Straight away the role playing games and board game reviews are out the window and it’s a full colour page on 40k Rogue Trader featuring a really nice diorama with space marines and Orks inside what looks like a space hulk followed by a preview of it by Rick “Big Daddy” Priestley. Other releases are the Chaos Marauder card game and first edition Deathzone for Blood Bowl. I won’t make too much of a fuss about Blood Bowl until it gets its third edition in 1994. But suffice to say if 4th edition gets released later this year I will be bringing a retro review out at the same time.
This month Thrud extorts money from and old man to fuel his drinking habit, it’s rather hard to look at.
There is an interesting WFRP scenario that goes through a night at a tavern with 5 interconnecting plots. It has times for each event and if the adventurers are in the correct area at the correct time then certain events will play out. Without wanting to be a philistine it’s rather complicated and sounds like a nightmare to keep track of everything. But again with these type of articles it’s fun to read.
Next Gobbledigook goes to the tower of Saruman and gets dunked in a toilet by NosferatuÂ to wake up in the far future staking at the bulging metal crotch of a space marine who he vaporises with a peashooter. This actually happened and more worryingly it is part 1 of 2.
After a 14 page Judge Dredd adventure we get another article on having a second job while in an RPG, this time it’s rather more sensibly in Call of Cthulhu which would make sense putting a shopkeeper, conman and an actor together to fight otherworldly horrors.
After a article on the Judge Dredd Blockmania board game we get the very first actual rules article for 40k, the battle for Jadeberry hill, which follows on from the Battle at the Farm outlined in the rulebook.

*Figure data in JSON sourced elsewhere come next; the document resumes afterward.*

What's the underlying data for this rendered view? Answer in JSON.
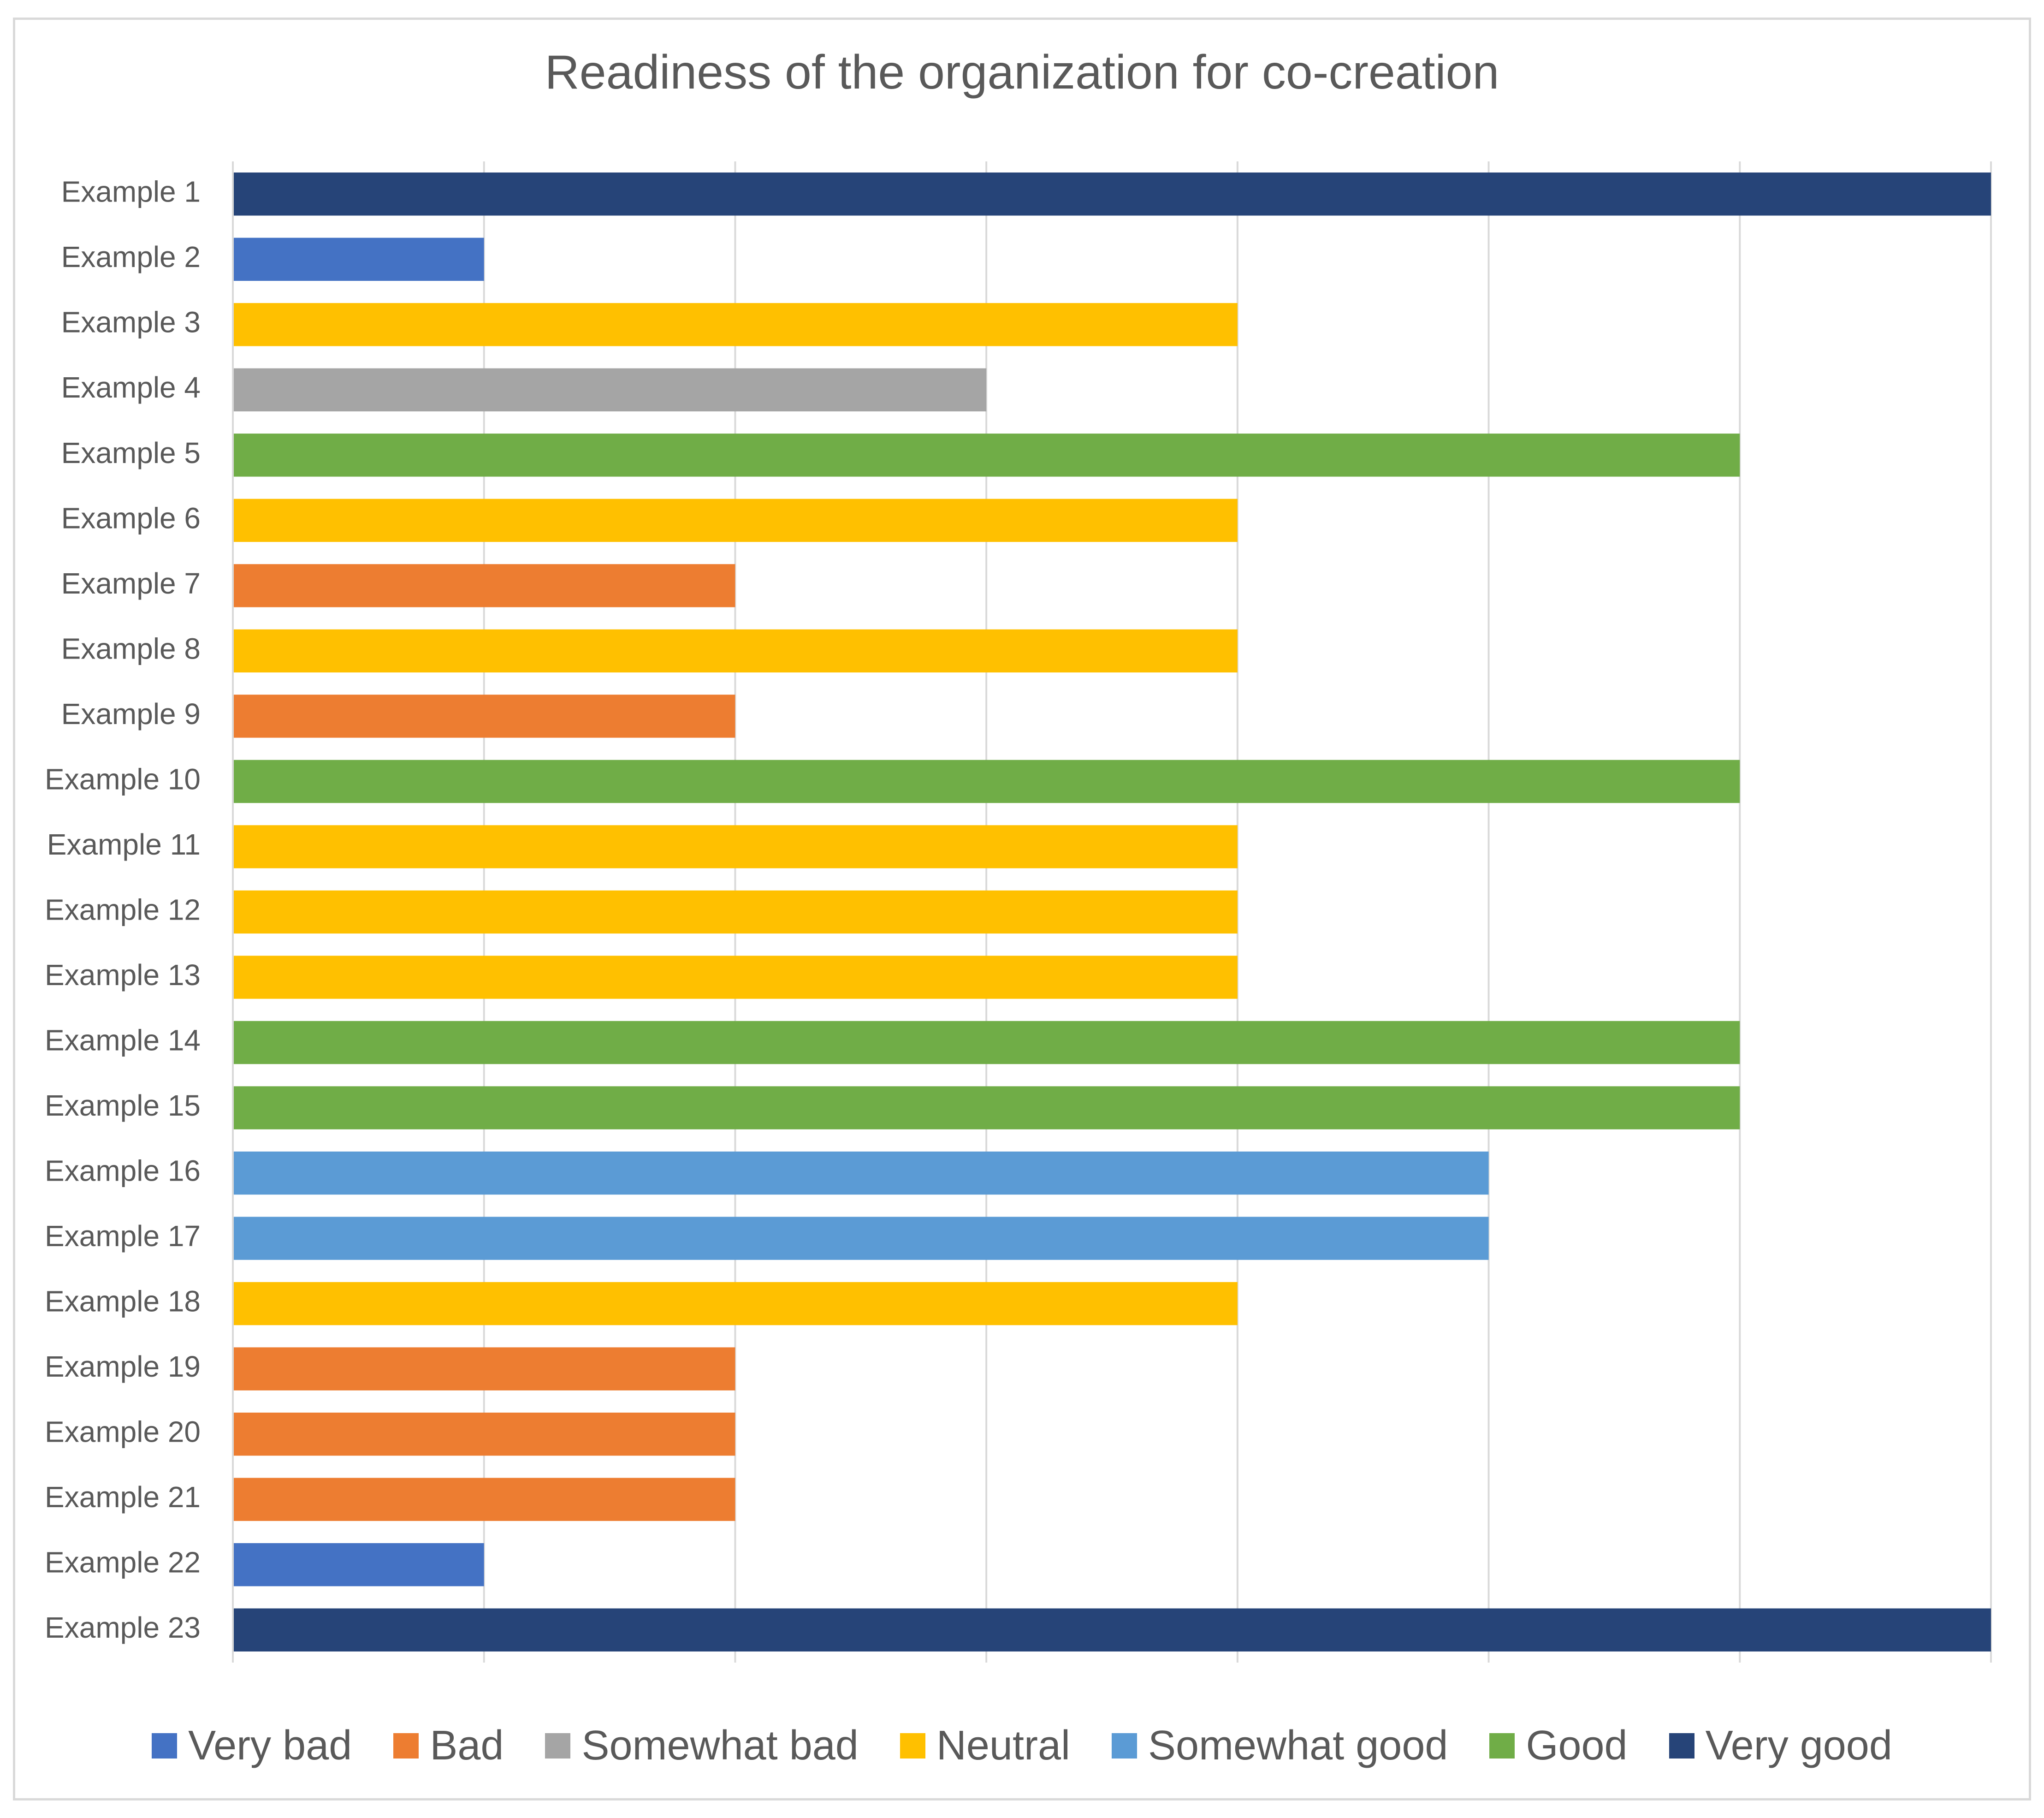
{
  "chart_data": {
    "type": "bar",
    "orientation": "horizontal",
    "title": "Readiness of the organization for co-creation",
    "xlabel": "",
    "ylabel": "",
    "xlim": [
      0,
      7
    ],
    "grid": true,
    "legend_position": "bottom",
    "categories": [
      "Example 1",
      "Example 2",
      "Example 3",
      "Example 4",
      "Example 5",
      "Example 6",
      "Example 7",
      "Example 8",
      "Example 9",
      "Example 10",
      "Example 11",
      "Example 12",
      "Example 13",
      "Example 14",
      "Example 15",
      "Example 16",
      "Example 17",
      "Example 18",
      "Example 19",
      "Example 20",
      "Example 21",
      "Example 22",
      "Example 23"
    ],
    "values": [
      7,
      1,
      4,
      3,
      6,
      4,
      2,
      4,
      2,
      6,
      4,
      4,
      4,
      6,
      6,
      5,
      5,
      4,
      2,
      2,
      2,
      1,
      7
    ],
    "legend": [
      {
        "label": "Very bad",
        "color": "#4472c4",
        "value": 1
      },
      {
        "label": "Bad",
        "color": "#ed7d31",
        "value": 2
      },
      {
        "label": "Somewhat bad",
        "color": "#a5a5a5",
        "value": 3
      },
      {
        "label": "Neutral",
        "color": "#ffc000",
        "value": 4
      },
      {
        "label": "Somewhat good",
        "color": "#5b9bd5",
        "value": 5
      },
      {
        "label": "Good",
        "color": "#70ad47",
        "value": 6
      },
      {
        "label": "Very good",
        "color": "#264478",
        "value": 7
      }
    ]
  }
}
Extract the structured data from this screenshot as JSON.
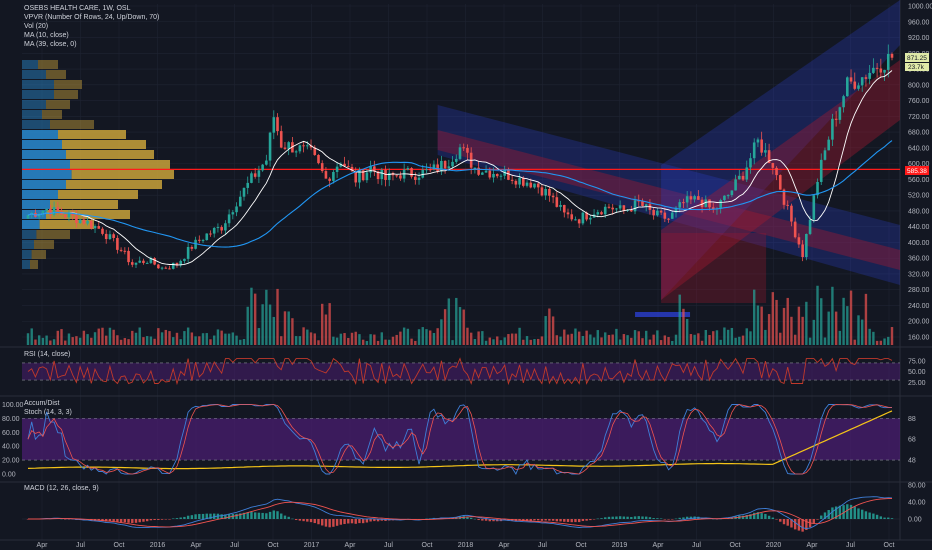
{
  "colors": {
    "background": "#131722",
    "grid": "#1f2433",
    "up": "#26a69a",
    "down": "#ef5350",
    "ma_fast": "#ffffff",
    "ma_slow": "#2196f3",
    "channel_blue": "#2a3fd0",
    "channel_red": "#a31830",
    "vp_up": "#2a8bd0",
    "vp_down": "#c9a23a",
    "hline": "#ff1a1a",
    "rsi": "#c0392b",
    "accum": "#f5c518",
    "stoch_k": "#3f7fd8",
    "stoch_d": "#ef5350",
    "macd": "#3f7fd8",
    "signal": "#ef5350",
    "band": "#4a1e70"
  },
  "legend": {
    "title": "OSEBS HEALTH CARE, 1W, OSL",
    "vpvr": "VPVR (Number Of Rows, 24, Up/Down, 70)",
    "vol": "Vol (20)",
    "ma1": "MA (10, close)",
    "ma2": "MA (39, close, 0)",
    "rsi": "RSI (14, close)",
    "accum": "Accum/Dist",
    "stoch": "Stoch (14, 3, 3)",
    "macd": "MACD (12, 26, close, 9)"
  },
  "price_tags": {
    "last": "871.25",
    "last_sub": "23.7k",
    "hline": "585.38"
  },
  "chart_data": [
    {
      "type": "candlestick",
      "ylim": [
        130,
        1000
      ],
      "y_ticks": [
        "1000.00",
        "960.00",
        "920.00",
        "880.00",
        "840.00",
        "800.00",
        "760.00",
        "720.00",
        "680.00",
        "640.00",
        "600.00",
        "560.00",
        "520.00",
        "480.00",
        "440.00",
        "400.00",
        "360.00",
        "320.00",
        "280.00",
        "240.00",
        "200.00",
        "160.00"
      ],
      "x_ticks": [
        "Apr",
        "Jul",
        "Oct",
        "2016",
        "Apr",
        "Jul",
        "Oct",
        "2017",
        "Apr",
        "Jul",
        "Oct",
        "2018",
        "Apr",
        "Jul",
        "Oct",
        "2019",
        "Apr",
        "Jul",
        "Oct",
        "2020",
        "Apr",
        "Jul",
        "Oct"
      ],
      "horizontal_line": 585.38,
      "close_anchors": [
        [
          0,
          470
        ],
        [
          5,
          485
        ],
        [
          10,
          470
        ],
        [
          15,
          455
        ],
        [
          20,
          430
        ],
        [
          25,
          380
        ],
        [
          28,
          345
        ],
        [
          32,
          355
        ],
        [
          36,
          335
        ],
        [
          40,
          345
        ],
        [
          44,
          390
        ],
        [
          48,
          420
        ],
        [
          52,
          440
        ],
        [
          56,
          505
        ],
        [
          60,
          560
        ],
        [
          64,
          610
        ],
        [
          66,
          720
        ],
        [
          68,
          650
        ],
        [
          72,
          640
        ],
        [
          76,
          625
        ],
        [
          80,
          560
        ],
        [
          84,
          610
        ],
        [
          88,
          560
        ],
        [
          92,
          590
        ],
        [
          96,
          560
        ],
        [
          100,
          575
        ],
        [
          104,
          575
        ],
        [
          108,
          580
        ],
        [
          112,
          600
        ],
        [
          116,
          640
        ],
        [
          120,
          590
        ],
        [
          124,
          580
        ],
        [
          128,
          575
        ],
        [
          132,
          560
        ],
        [
          136,
          550
        ],
        [
          140,
          520
        ],
        [
          144,
          470
        ],
        [
          148,
          460
        ],
        [
          152,
          480
        ],
        [
          156,
          490
        ],
        [
          160,
          480
        ],
        [
          164,
          500
        ],
        [
          168,
          470
        ],
        [
          172,
          460
        ],
        [
          176,
          500
        ],
        [
          180,
          510
        ],
        [
          184,
          480
        ],
        [
          188,
          520
        ],
        [
          192,
          575
        ],
        [
          196,
          655
        ],
        [
          200,
          600
        ],
        [
          204,
          480
        ],
        [
          208,
          370
        ],
        [
          212,
          560
        ],
        [
          216,
          700
        ],
        [
          220,
          800
        ],
        [
          224,
          820
        ],
        [
          228,
          850
        ],
        [
          232,
          871
        ]
      ],
      "volume_max": 70
    },
    {
      "type": "line",
      "name": "RSI",
      "ylim": [
        0,
        100
      ],
      "y_ticks": [
        "75.00",
        "50.00",
        "25.00"
      ],
      "levels": [
        70,
        30
      ]
    },
    {
      "type": "line",
      "name": "Stoch / Accum/Dist",
      "ylim": [
        0,
        100
      ],
      "y_ticks_left": [
        "100.00",
        "80.00",
        "60.00",
        "40.00",
        "20.00",
        "0.00"
      ],
      "y_ticks_right": [
        "88",
        "68",
        "48"
      ],
      "levels": [
        80,
        20
      ]
    },
    {
      "type": "bar",
      "name": "MACD",
      "y_ticks": [
        "80.00",
        "40.00",
        "0.00"
      ]
    }
  ]
}
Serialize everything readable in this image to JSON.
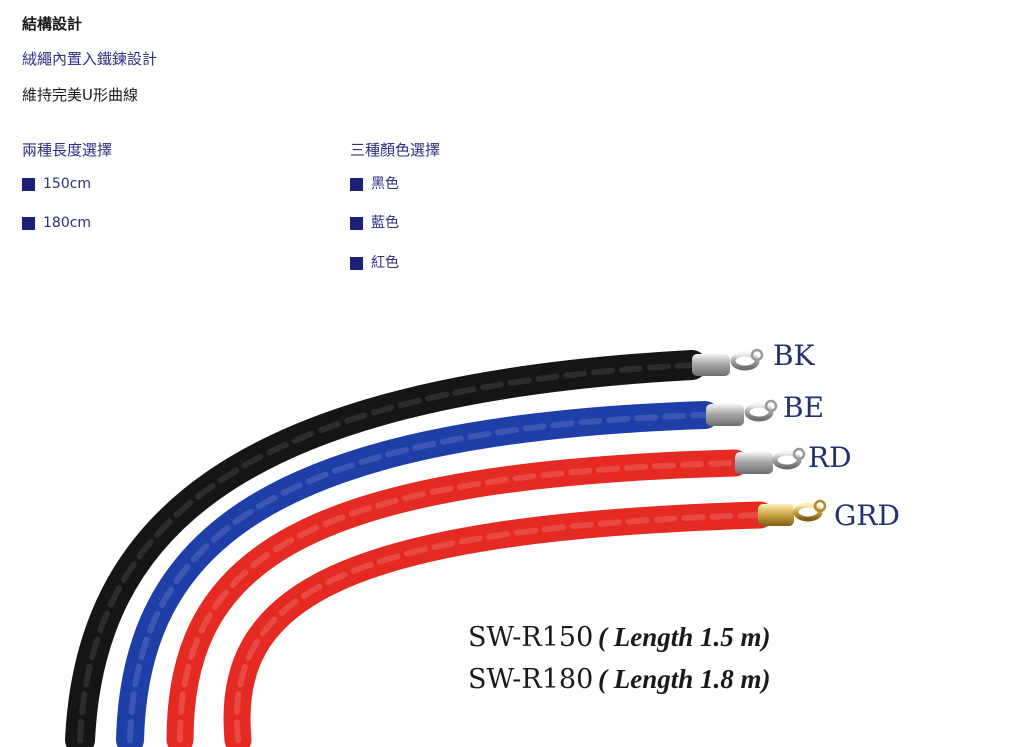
{
  "structure": {
    "title": "結構設計",
    "line1": "絨繩內置入鐵鍊設計",
    "line2": "維持完美U形曲線"
  },
  "length_options": {
    "heading": "兩種長度選擇",
    "items": [
      "150cm",
      "180cm"
    ]
  },
  "color_options": {
    "heading": "三種顏色選擇",
    "items": [
      "黑色",
      "藍色",
      "紅色"
    ]
  },
  "product_image": {
    "rope_labels": [
      "BK",
      "BE",
      "RD",
      "GRD"
    ],
    "rope_colors": [
      "#151515",
      "#1f3fa8",
      "#e42a22",
      "#e42a22"
    ],
    "models": [
      {
        "code": "SW-R150",
        "length": "( Length 1.5 m)"
      },
      {
        "code": "SW-R180",
        "length": "( Length 1.8 m)"
      }
    ]
  }
}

The names sadly needed more work at this time. The Crimson Fists space marines fighting against Snagrod the Arch Arsonist (Ok, there were fairly cool). Unfortunately it hinged on you a) having a games master and b) not telling the Ork player that an area of the battlefield is mined. I think it’s the first and last time a GM is mentioned for 40k in White Dwarf, they will slowly be removed from the game during the rules building process.
Next Eavy Metal get their hands on the multi part plastic Space Marine sprue. I might have been overly critical of this last issue but I should clarify that at the time this was a revolution. A cheap, easy to paint, easy to model, light kit that could be assembled multiple ways is something that Games Workshop would not rediscover until around 1998, nearly 9 years later. This was virtually untouched ground so the team was using markings from books on NATO to detail the shoulder pads of these models at the time.
Next up there is another article that touches on Roman Colosseums before going into detail on how to incorporate them into a fantasy Runequest setting. Articles like this give the magazine a weighty grown up feel as it’s almost like reading a history textbook at times. Insert Spartacus joke here.
Chainsaws and pit traps in blood bowl and the readers mail which is all about the high quality role playing articles that were published and we’re done again. I feel I should sum up these reviews so I’m going to start adding the following TLDR section on.
This is of interest to you in 2016 if:
You’ve read an old copy of Rogue Trader and you would like to read a bit of blurb about it from its designer.
You like interesting role playing ideas.
You really like Judge Dredd.
You want to feel a grown up reading about actual real life history.
In conclusion Games Workshop hadn’t really gotten good at making 40k look interesting enough at this point, everything from the rules to the paint schemes to the background material looks like a work in progress add this state of affairs would continue for the next 2-3 years before it really started ramping up.